We will talk about books here. We entertain our readers’ input. We should be able to add variety to our book titles and their genre. We will begin with the 20 best books of this half century:
1. “One Hundred Years of Solitude” by Gabriel García Márquez (1967) – A magic realist novel that follows the Buendía family over generations.
2. “Beloved” by Toni Morrison (1987) – A poignant exploration of the haunting effects of slavery.
3. “The Handmaid’s Tale” by Margaret Atwood (1985) – A dystopian tale of a society where women are oppressed.
4. “Midnight’s Children” by Salman Rushdie (1981) – A novel intertwined with India’s transition from British colonialism to independence.
5. “The Road” by Cormac McCarthy (2006) – A haunting story of a father and son’s journey in post-apocalyptic America.
6. “The Name of the Rose” by Umberto Eco (1980) – A historical murder mystery set in an Italian monastery.
7. “Never Let Me Go” by Kazuo Ishiguro (2005) – A dystopian science fiction novel about cloned children.

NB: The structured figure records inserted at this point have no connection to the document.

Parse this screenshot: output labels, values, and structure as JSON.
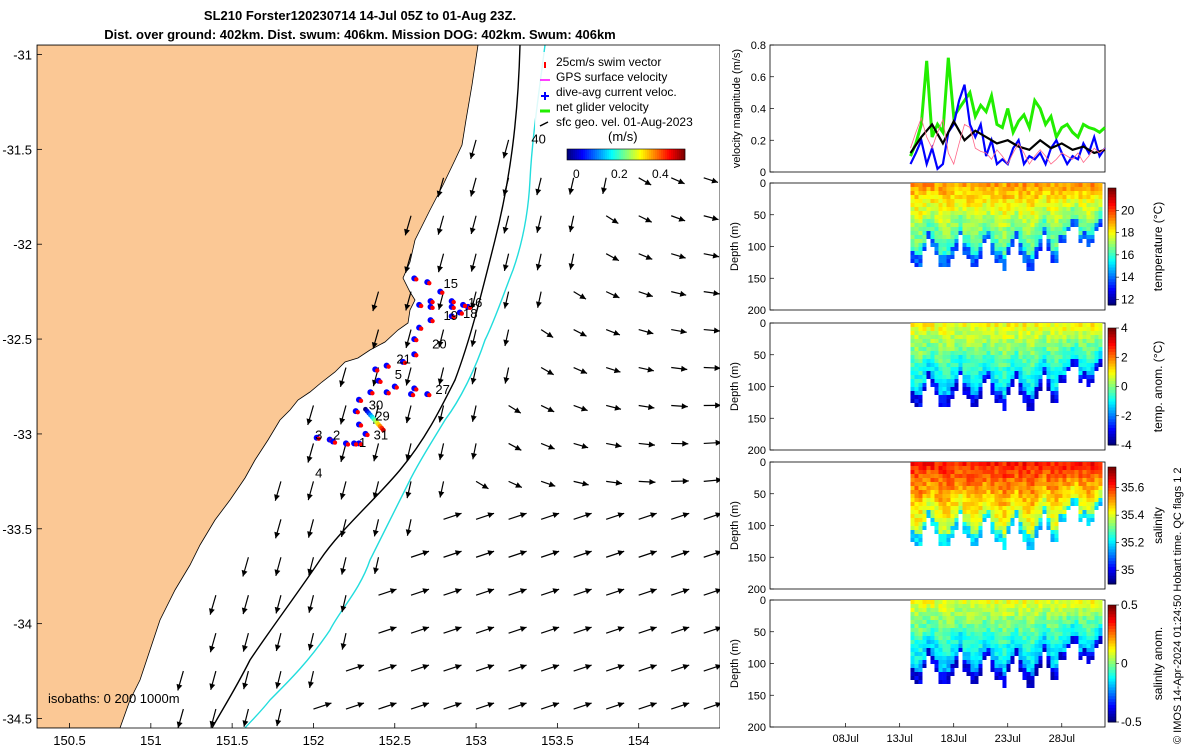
{
  "titles": {
    "line1": "SL210 Forster120230714 14-Jul 05Z to 01-Aug 23Z.",
    "line2": "Dist. over ground: 402km. Dist. swum: 406km. Mission DOG: 402km. Swum: 406km"
  },
  "footer_note": "© IMOS 14-Apr-2024 01:24:50 Hobart time. QC flags 1  2",
  "colors": {
    "land": "#fbc895",
    "sea": "#ffffff",
    "track_red": "#ff0000",
    "track_blue": "#0000ff",
    "isobath_200": "#000000",
    "isobath_1000": "#22dddd",
    "velocity_green": "#22ee00",
    "velocity_blue": "#0000ff",
    "velocity_black": "#000000"
  },
  "chart_data": [
    {
      "id": "map",
      "type": "scatter",
      "xlim": [
        150.3,
        154.5
      ],
      "ylim": [
        -34.55,
        -30.95
      ],
      "x_ticks": [
        150.5,
        151,
        151.5,
        152,
        152.5,
        153,
        153.5,
        154
      ],
      "y_ticks": [
        -31,
        -31.5,
        -32,
        -32.5,
        -33,
        -33.5,
        -34,
        -34.5
      ],
      "legend": {
        "placement": "top-right",
        "entries": [
          "25cm/s swim vector",
          "GPS surface velocity",
          "dive-avg current veloc.",
          "net glider velocity",
          "sfc geo. vel. 01-Aug-2023"
        ]
      },
      "colorbar": {
        "label": "(m/s)",
        "ticks": [
          "0",
          "0.2",
          "0.4"
        ],
        "range": [
          0,
          0.5
        ]
      },
      "isobath_label": "isobaths: 0   200  1000m",
      "day_labels": [
        {
          "text": "1",
          "lon": 152.28,
          "lat": -33.07
        },
        {
          "text": "2",
          "lon": 152.12,
          "lat": -33.03
        },
        {
          "text": "3",
          "lon": 152.01,
          "lat": -33.03
        },
        {
          "text": "4",
          "lon": 152.01,
          "lat": -33.23
        },
        {
          "text": "5",
          "lon": 152.5,
          "lat": -32.71
        },
        {
          "text": "15",
          "lon": 152.8,
          "lat": -32.23
        },
        {
          "text": "16",
          "lon": 152.95,
          "lat": -32.33
        },
        {
          "text": "18",
          "lon": 152.92,
          "lat": -32.39
        },
        {
          "text": "19",
          "lon": 152.8,
          "lat": -32.4
        },
        {
          "text": "20",
          "lon": 152.73,
          "lat": -32.55
        },
        {
          "text": "21",
          "lon": 152.51,
          "lat": -32.63
        },
        {
          "text": "27",
          "lon": 152.75,
          "lat": -32.79
        },
        {
          "text": "29",
          "lon": 152.38,
          "lat": -32.93
        },
        {
          "text": "30",
          "lon": 152.34,
          "lat": -32.87
        },
        {
          "text": "31",
          "lon": 152.37,
          "lat": -33.03
        },
        {
          "text": "40",
          "lon": 153.34,
          "lat": -31.47
        }
      ]
    },
    {
      "id": "velocity",
      "type": "line",
      "ylabel": "velocity magnitude (m/s)",
      "ylim": [
        0,
        0.8
      ],
      "y_ticks": [
        0,
        0.2,
        0.4,
        0.6,
        0.8
      ],
      "x_day_range": [
        1,
        32
      ],
      "series": [
        {
          "name": "net glider velocity",
          "x": [
            14,
            14.5,
            15,
            15.5,
            16,
            16.5,
            17,
            17.5,
            18,
            18.5,
            19,
            19.5,
            20,
            20.5,
            21,
            21.5,
            22,
            22.5,
            23,
            23.5,
            24,
            24.5,
            25,
            25.5,
            26,
            26.5,
            27,
            27.5,
            28,
            28.5,
            29,
            29.5,
            30,
            30.5,
            31,
            31.5,
            32
          ],
          "y": [
            0.1,
            0.18,
            0.3,
            0.7,
            0.22,
            0.3,
            0.25,
            0.72,
            0.35,
            0.4,
            0.45,
            0.5,
            0.35,
            0.42,
            0.38,
            0.48,
            0.3,
            0.28,
            0.4,
            0.25,
            0.32,
            0.36,
            0.28,
            0.45,
            0.4,
            0.3,
            0.35,
            0.22,
            0.28,
            0.3,
            0.25,
            0.22,
            0.3,
            0.28,
            0.27,
            0.25,
            0.28
          ]
        },
        {
          "name": "dive-avg current veloc.",
          "x": [
            14,
            14.5,
            15,
            15.5,
            16,
            16.5,
            17,
            17.5,
            18,
            18.5,
            19,
            19.5,
            20,
            20.5,
            21,
            21.5,
            22,
            22.5,
            23,
            23.5,
            24,
            24.5,
            25,
            25.5,
            26,
            26.5,
            27,
            27.5,
            28,
            28.5,
            29,
            29.5,
            30,
            30.5,
            31,
            31.5,
            32
          ],
          "y": [
            0.05,
            0.12,
            0.2,
            0.05,
            0.15,
            0.02,
            0.05,
            0.25,
            0.3,
            0.45,
            0.55,
            0.3,
            0.22,
            0.3,
            0.1,
            0.2,
            0.05,
            0.08,
            0.05,
            0.15,
            0.2,
            0.05,
            0.1,
            0.08,
            0.12,
            0.05,
            0.15,
            0.2,
            0.12,
            0.05,
            0.1,
            0.08,
            0.18,
            0.12,
            0.22,
            0.1,
            0.15
          ]
        },
        {
          "name": "GPS surface velocity",
          "x": [
            14,
            15,
            16,
            17,
            18,
            19,
            20,
            21,
            22,
            23,
            24,
            25,
            26,
            27,
            28,
            29,
            30,
            31,
            32
          ],
          "y": [
            0.12,
            0.22,
            0.3,
            0.18,
            0.32,
            0.2,
            0.26,
            0.22,
            0.18,
            0.2,
            0.16,
            0.14,
            0.2,
            0.15,
            0.18,
            0.14,
            0.16,
            0.12,
            0.14
          ]
        },
        {
          "name": "25cm/s swim vector",
          "x": [
            14,
            14.5,
            15,
            15.5,
            16,
            16.5,
            17,
            17.5,
            18,
            18.5,
            19,
            19.5,
            20,
            20.5,
            21,
            21.5,
            22,
            22.5,
            23,
            23.5,
            24,
            24.5,
            25,
            25.5,
            26,
            26.5,
            27,
            27.5,
            28,
            28.5,
            29,
            29.5,
            30,
            30.5,
            31,
            31.5,
            32
          ],
          "y": [
            0.15,
            0.25,
            0.34,
            0.22,
            0.15,
            0.25,
            0.33,
            0.12,
            0.05,
            0.18,
            0.3,
            0.28,
            0.15,
            0.13,
            0.12,
            0.08,
            0.14,
            0.1,
            0.05,
            0.12,
            0.18,
            0.12,
            0.05,
            0.1,
            0.14,
            0.1,
            0.05,
            0.08,
            0.12,
            0.1,
            0.08,
            0.12,
            0.06,
            0.1,
            0.15,
            0.12,
            0.15
          ]
        }
      ]
    },
    {
      "id": "temperature",
      "type": "heatmap",
      "ylabel": "Depth (m)",
      "ylim": [
        200,
        0
      ],
      "y_ticks": [
        0,
        50,
        100,
        150,
        200
      ],
      "cbar_label": "temperature (°C)",
      "cbar_ticks": [
        "12",
        "14",
        "16",
        "18",
        "20"
      ],
      "cbar_range": [
        11.5,
        22
      ],
      "palette": "jet"
    },
    {
      "id": "temp-anom",
      "type": "heatmap",
      "ylabel": "Depth (m)",
      "ylim": [
        200,
        0
      ],
      "y_ticks": [
        0,
        50,
        100,
        150,
        200
      ],
      "cbar_label": "temp. anom. (°C)",
      "cbar_ticks": [
        "-4",
        "-2",
        "0",
        "2",
        "4"
      ],
      "cbar_range": [
        -4,
        4
      ],
      "palette": "jet"
    },
    {
      "id": "salinity",
      "type": "heatmap",
      "ylabel": "Depth (m)",
      "ylim": [
        200,
        0
      ],
      "y_ticks": [
        0,
        50,
        100,
        150,
        200
      ],
      "cbar_label": "salinity",
      "cbar_ticks": [
        "35",
        "35.2",
        "35.4",
        "35.6"
      ],
      "cbar_range": [
        34.9,
        35.75
      ],
      "palette": "jet"
    },
    {
      "id": "sal-anom",
      "type": "heatmap",
      "ylabel": "Depth (m)",
      "ylim": [
        200,
        0
      ],
      "y_ticks": [
        0,
        50,
        100,
        150,
        200
      ],
      "cbar_label": "salinity anom.",
      "cbar_ticks": [
        "-0.5",
        "0",
        "0.5"
      ],
      "cbar_range": [
        -0.5,
        0.5
      ],
      "palette": "jet",
      "x_tick_labels": [
        "08Jul",
        "13Jul",
        "18Jul",
        "23Jul",
        "28Jul"
      ],
      "x_tick_days": [
        8,
        13,
        18,
        23,
        28
      ]
    }
  ]
}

8. “The Wind-Up Bird Chronicle” by Haruki Murakami (1994) – A surreal, multi-layered narrative set in Tokyo.
9. “A Brief History of Seven Killings” by Marlon James (2014) – A novel revolving around the attempted assassination of Bob Marley in Jamaica.
10. “Wolf Hall” by Hilary Mantel (2009) – A historical novel about the rise of Thomas Cromwell in the court of Henry VIII.

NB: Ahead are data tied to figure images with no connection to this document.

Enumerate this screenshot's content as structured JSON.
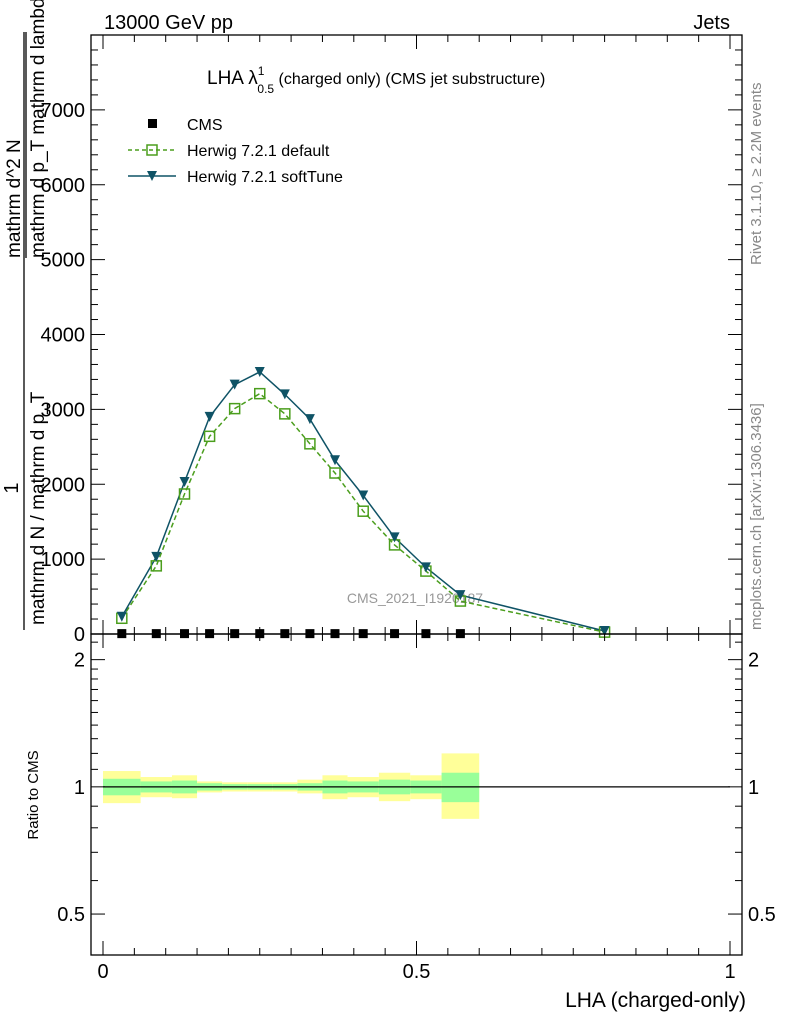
{
  "header": {
    "left": "13000 GeV pp",
    "right": "Jets"
  },
  "side": {
    "rivet": "Rivet 3.1.10, ≥ 2.2M events",
    "mcplots": "mcplots.cern.ch [arXiv:1306.3436]"
  },
  "main": {
    "title_main": "LHA λ",
    "title_sup": "1",
    "title_sub": "0.5",
    "title_rest": " (charged only) (CMS jet substructure)",
    "ylabel_num": "1",
    "ylabel_den": "mathrm d N / mathrm d p_T",
    "ylabel_frac_num": "mathrm d^2 N",
    "ylabel_frac_den": "mathrm d p_T mathrm d lambda",
    "watermark": "CMS_2021_I1920187",
    "legend": {
      "cms": "CMS",
      "default": "Herwig 7.2.1 default",
      "soft": "Herwig 7.2.1 softTune"
    }
  },
  "ratio": {
    "ylabel": "Ratio to CMS",
    "xlabel": "LHA (charged-only)"
  },
  "colors": {
    "default": "#4b9e1d",
    "soft": "#0f5366",
    "band_inner": "#99ff99",
    "band_outer": "#ffff99"
  },
  "chart_data": [
    {
      "type": "line",
      "title": "LHA lambda^1_0.5 (charged only) (CMS jet substructure)",
      "xlim": [
        0,
        1
      ],
      "ylim": [
        0,
        8000
      ],
      "yticks": [
        0,
        1000,
        2000,
        3000,
        4000,
        5000,
        6000,
        7000
      ],
      "yticklabels": [
        "0",
        "1000",
        "2000",
        "3000",
        "4000",
        "5000",
        "6000",
        "7000"
      ],
      "xticks": [
        0,
        0.5,
        1
      ],
      "xticklabels": [
        "0",
        "0.5",
        "1"
      ],
      "series": [
        {
          "name": "CMS",
          "x": [
            0.03,
            0.085,
            0.13,
            0.17,
            0.21,
            0.25,
            0.29,
            0.33,
            0.37,
            0.415,
            0.465,
            0.515,
            0.57
          ],
          "values": [
            5,
            5,
            5,
            5,
            5,
            5,
            5,
            5,
            5,
            5,
            5,
            5,
            5
          ]
        },
        {
          "name": "Herwig 7.2.1 default",
          "x": [
            0.03,
            0.085,
            0.13,
            0.17,
            0.21,
            0.25,
            0.29,
            0.33,
            0.37,
            0.415,
            0.465,
            0.515,
            0.57,
            0.8
          ],
          "values": [
            210,
            910,
            1870,
            2640,
            3010,
            3210,
            2940,
            2540,
            2150,
            1640,
            1190,
            840,
            440,
            25
          ]
        },
        {
          "name": "Herwig 7.2.1 softTune",
          "x": [
            0.03,
            0.085,
            0.13,
            0.17,
            0.21,
            0.25,
            0.29,
            0.33,
            0.37,
            0.415,
            0.465,
            0.515,
            0.57,
            0.8
          ],
          "values": [
            230,
            1030,
            2030,
            2900,
            3330,
            3500,
            3200,
            2870,
            2320,
            1850,
            1290,
            890,
            520,
            40
          ]
        }
      ]
    },
    {
      "type": "area",
      "title": "Ratio to CMS",
      "xlim": [
        0,
        1
      ],
      "ylim": [
        0.4,
        2.3
      ],
      "yscale": "log",
      "yticks": [
        0.5,
        1,
        2
      ],
      "yticklabels": [
        "0.5",
        "1",
        "2"
      ],
      "bins": [
        0.0,
        0.06,
        0.11,
        0.15,
        0.19,
        0.23,
        0.27,
        0.31,
        0.35,
        0.39,
        0.44,
        0.49,
        0.54,
        0.6,
        1.0
      ],
      "inner_low": [
        0.955,
        0.97,
        0.965,
        0.98,
        0.985,
        0.985,
        0.985,
        0.98,
        0.965,
        0.97,
        0.96,
        0.965,
        0.92
      ],
      "inner_high": [
        1.045,
        1.03,
        1.035,
        1.02,
        1.015,
        1.015,
        1.015,
        1.02,
        1.035,
        1.03,
        1.04,
        1.035,
        1.08
      ],
      "outer_low": [
        0.915,
        0.945,
        0.94,
        0.97,
        0.975,
        0.975,
        0.975,
        0.965,
        0.935,
        0.945,
        0.925,
        0.935,
        0.84
      ],
      "outer_high": [
        1.09,
        1.055,
        1.065,
        1.03,
        1.025,
        1.025,
        1.025,
        1.04,
        1.065,
        1.055,
        1.08,
        1.065,
        1.2
      ],
      "reference": 1
    }
  ]
}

11. “The God of Small Things” by Arundhati Roy (1997) – A semi-autobiographical work and a critique of Indian societal norms.
12. “White Teeth” by Zadie Smith (2000) – A novel focusing on the later lives of two wartime friends in London and their families.
13. “Infinite Jest” by David Foster Wallace (1996) – A dense and complex novel about addiction and entertainment.
14. “Life of Pi” by Yann Martel (2001) – A tale of a young boy stranded on a lifeboat with a tiger.
15. “The Corrections” by Jonathan Franzen (2001) – A family saga and a commentary on societal expectations.
16. “Atonement” by Ian McEwan (2001) – A story of love and war, and the lifelong consequences of a single act of misinterpretation.
17. “The Goldfinch” by Donna Tartt (2013) – A bildungsroman involving a young boy who loses his mother in a museum bombing.
18. “All the Light We Cannot See” by Anthony Doerr (2014) – A novel set during World War II, revolving around a blind French girl and a German boy.
19. “Between the World and Me” by Ta-Nehisi Coates (2015) – A letter to the author’s teenage son about the feelings, symbolism, and realities of being Black in America.
20. “Homegoing” by Yaa Gyasi (2016) – A novel that tracks the parallel paths of two half-sisters and their descendants over 300 years.